Yeah, the cat has been diagnosed with having a "small bladder" - I got you here - she is so close to slippers, yet adorable and supportive

gasp, feel for you on the espresso machine issue -

and you know how I feel about food issues . . . grrrr

elizabeth said...

kere and monkey: thank you for the walmart support, i was expecting someone to run the the "superstore"'s defense...i should have realized that the people who read what i have to say are generally smarter than that (or in jeff's case, like armpit...i have no explanation for him).

jeff: first...i'm not pimping out pregnant yoga chick for your sick fantasies, i'm so winning the gold in baby twisting, and if you're going to get petunia all muddy, use the spray bottle to clean her, silly. she left muddy hoofprints all over the joint.

i put out the open guest blogging invite a while back. we'll see how (if?) it goes this time, but if you are interested in the future, let me know, maybe i'll send you an invite

The Bracelet said...

You sound a tad bit worried that your guest blogger is going to jump on while your gone and start making fun of Jews and Mexicans.

Quick side tangent...

Do you have to capitalize the word "jews" in the above situation? I'm not sure. I did it to be safe.

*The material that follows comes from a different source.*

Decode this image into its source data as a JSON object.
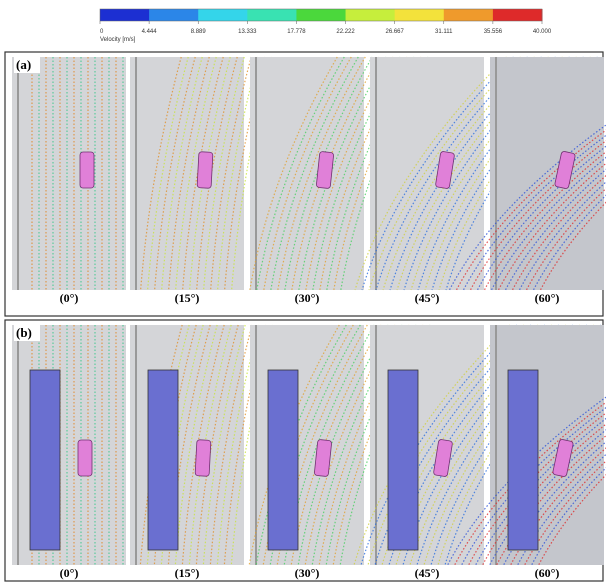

Either way, I'm sure it will go over without incident. A guest would have to be quite the douchebag to take someone else's invite to blog and then abuse it.

elizabeth said...

not worried in the least, actually. i would never invite someone to guest if the thought of what they may say made me nervous. have at it.

i have a feeling i might have to nix that kindblog button upon my return, but honesty always wins over kindness with me anyway.